Oltre alla variabile climatica e alle tendenze inflattive, infatti, a pesare sui costi di produzione rimane sempre il costante aumento del prezzo della materia prima che continua ad essere il più alto al mondo. A questo proposito il dialogo con la controparte agricola diventa sempre più difficile.
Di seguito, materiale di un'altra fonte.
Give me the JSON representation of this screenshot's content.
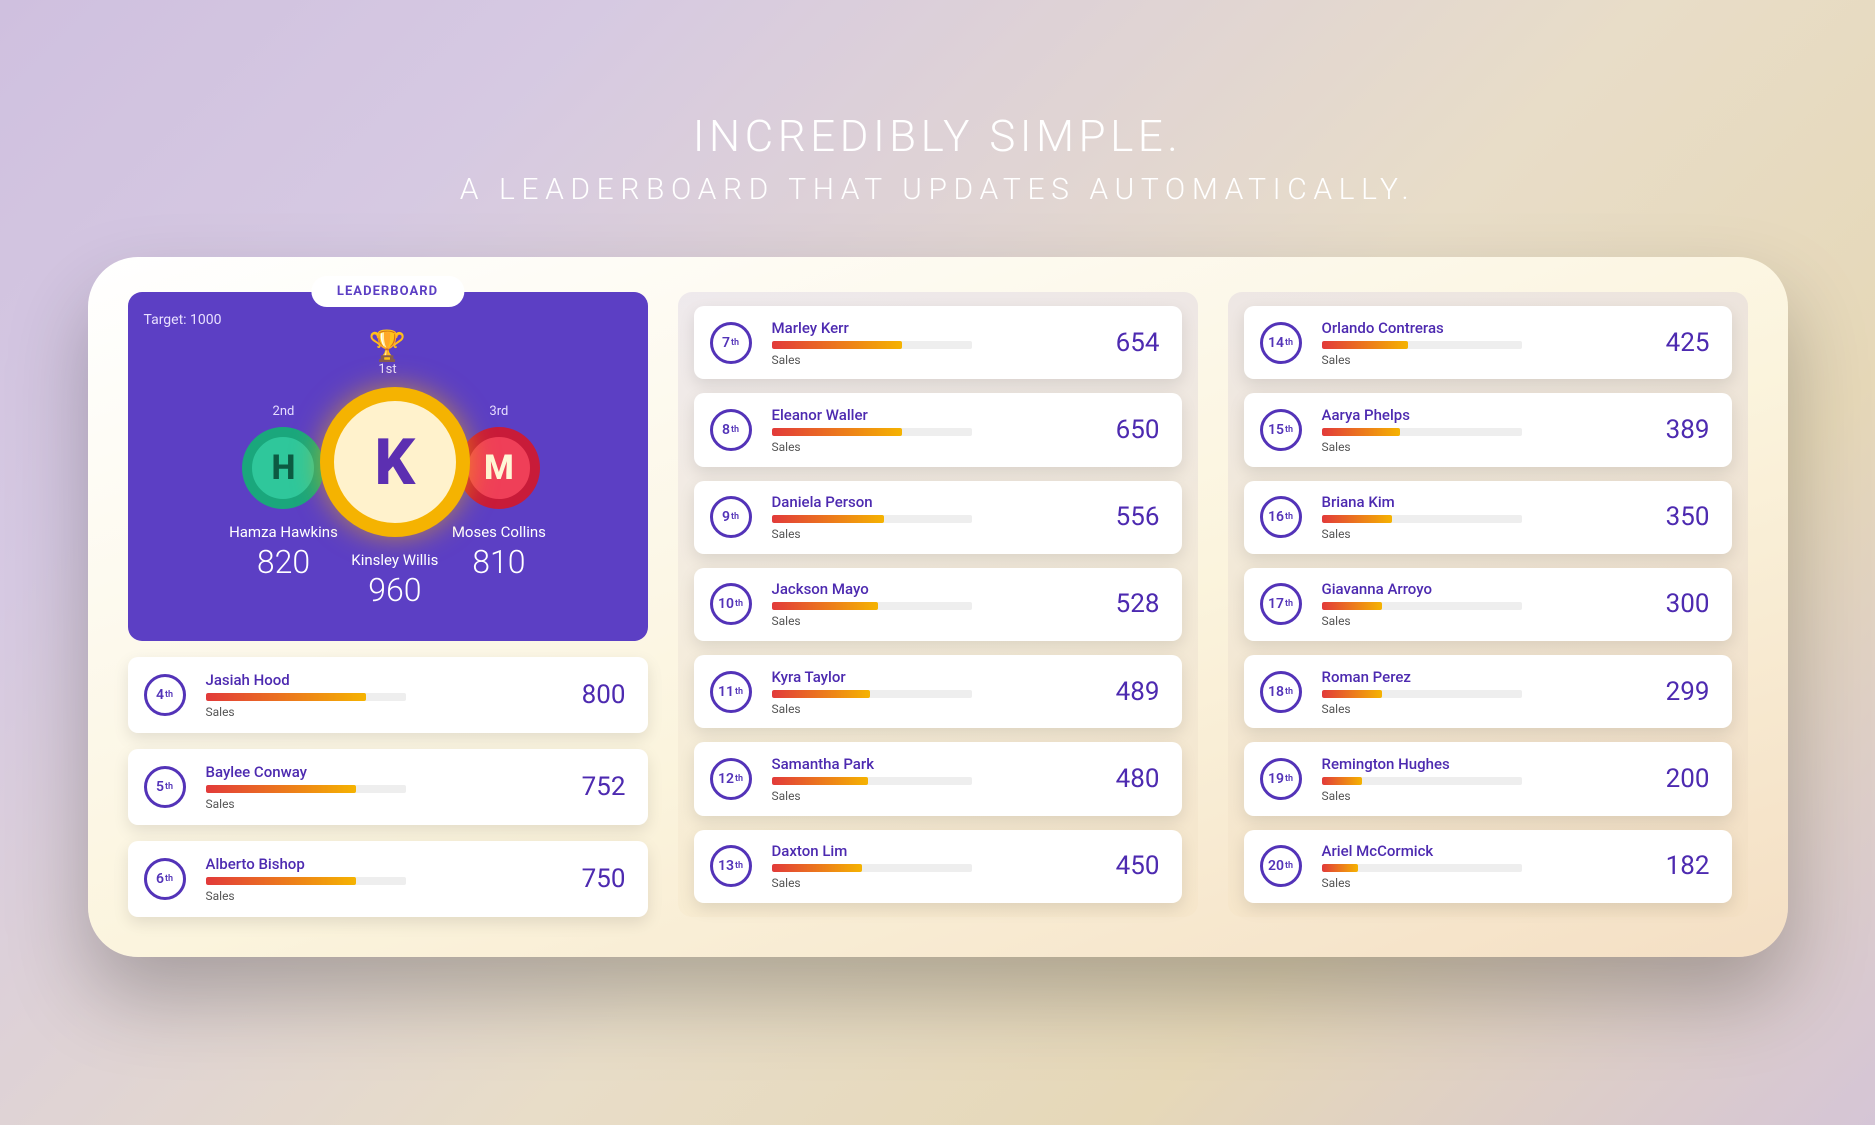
{
  "hero": {
    "title": "INCREDIBLY SIMPLE.",
    "subtitle": "A LEADERBOARD THAT UPDATES AUTOMATICALLY."
  },
  "leaderboard": {
    "badge": "LEADERBOARD",
    "target_label": "Target: 1000",
    "target": 1000,
    "category": "Sales",
    "pod_labels": {
      "first": "1st",
      "second": "2nd",
      "third": "3rd"
    },
    "podium": {
      "first": {
        "initial": "K",
        "name": "Kinsley Willis",
        "score": 960
      },
      "second": {
        "initial": "H",
        "name": "Hamza Hawkins",
        "score": 820
      },
      "third": {
        "initial": "M",
        "name": "Moses Collins",
        "score": 810
      }
    },
    "rest": [
      {
        "rank": 4,
        "name": "Jasiah Hood",
        "score": 800
      },
      {
        "rank": 5,
        "name": "Baylee Conway",
        "score": 752
      },
      {
        "rank": 6,
        "name": "Alberto Bishop",
        "score": 750
      },
      {
        "rank": 7,
        "name": "Marley Kerr",
        "score": 654
      },
      {
        "rank": 8,
        "name": "Eleanor Waller",
        "score": 650
      },
      {
        "rank": 9,
        "name": "Daniela Person",
        "score": 556
      },
      {
        "rank": 10,
        "name": "Jackson Mayo",
        "score": 528
      },
      {
        "rank": 11,
        "name": "Kyra Taylor",
        "score": 489
      },
      {
        "rank": 12,
        "name": "Samantha Park",
        "score": 480
      },
      {
        "rank": 13,
        "name": "Daxton Lim",
        "score": 450
      },
      {
        "rank": 14,
        "name": "Orlando Contreras",
        "score": 425
      },
      {
        "rank": 15,
        "name": "Aarya Phelps",
        "score": 389
      },
      {
        "rank": 16,
        "name": "Briana Kim",
        "score": 350
      },
      {
        "rank": 17,
        "name": "Giavanna Arroyo",
        "score": 300
      },
      {
        "rank": 18,
        "name": "Roman Perez",
        "score": 299
      },
      {
        "rank": 19,
        "name": "Remington Hughes",
        "score": 200
      },
      {
        "rank": 20,
        "name": "Ariel McCormick",
        "score": 182
      }
    ]
  }
}
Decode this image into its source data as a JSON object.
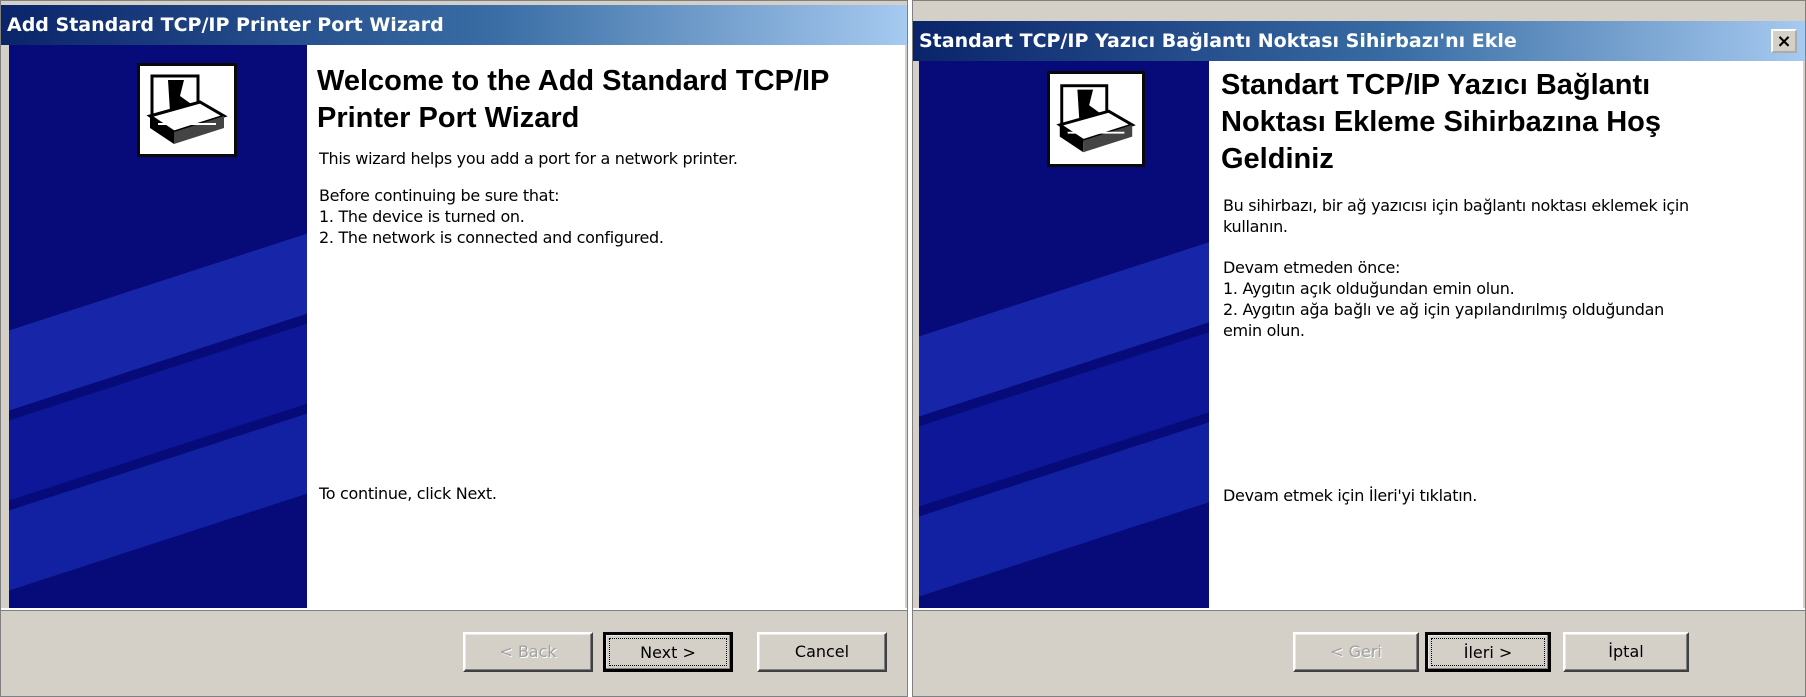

«La campagna del pomodoro è iniziata subito in salita per le difficoltà legate al raggiungimento di un accordo sul prezzo medio di riferimento della materia prima in entrambi i bacini di produzione e le criticità sono continuate anche nel corso della trasformazione.- dichiara Giovanni De Angelis, Direttore Generale di ANICAV – In particolare al Centro Sud si è registrata una smisurata e ingiustificata lievitazione dei prezzi: una situazione che ha messo in seria discussione il rapporto di filiera che dovrà, a nostro avviso, essere necessariamente riformato».
Su questo importante e delicato tema si incentrerà l’Assemblea pubblica di ANICAV, Il Filo Rosso del Pomodoro, in programma a Napoli, presso la Stazione Marittima, il prossimo 24 novembre. “Verso un rinnovato rapporto di filiera” è il tema scelto per questa giornata nel corso della quale si confronteranno i principali attori del mondo agricolo ed industriale del comparto della trasformazione del pomodoro da industria.
IL COMPARTO IN NUMERI
Quella del pomodoro da industria rappresenta la più importante filiera italiana dell’ortofrutta trasformata e, con un fatturato complessivo (2022) di 4,4 miliardi di euro (3,3 miliardi generati dalle aziende associate ad ANICAV), riveste un ruolo strategico e di traino dell’economia nazionale impiegando circa 10.000 lavoratori fissi e oltre 25.000 lavoratori stagionali, cui si aggiunge la manodopera impegnata nell’indotto.
L’Italia, terzo trasformatore mondiale di pomodoro dopo gli USA e la Cina, resta primo trasformatore di derivati destinati direttamente al consumo finale, rappresenta il 12,2% della produzione mondiale (pari a 44,2 milioni di tonnellate) e il 52% del trasformato europeo.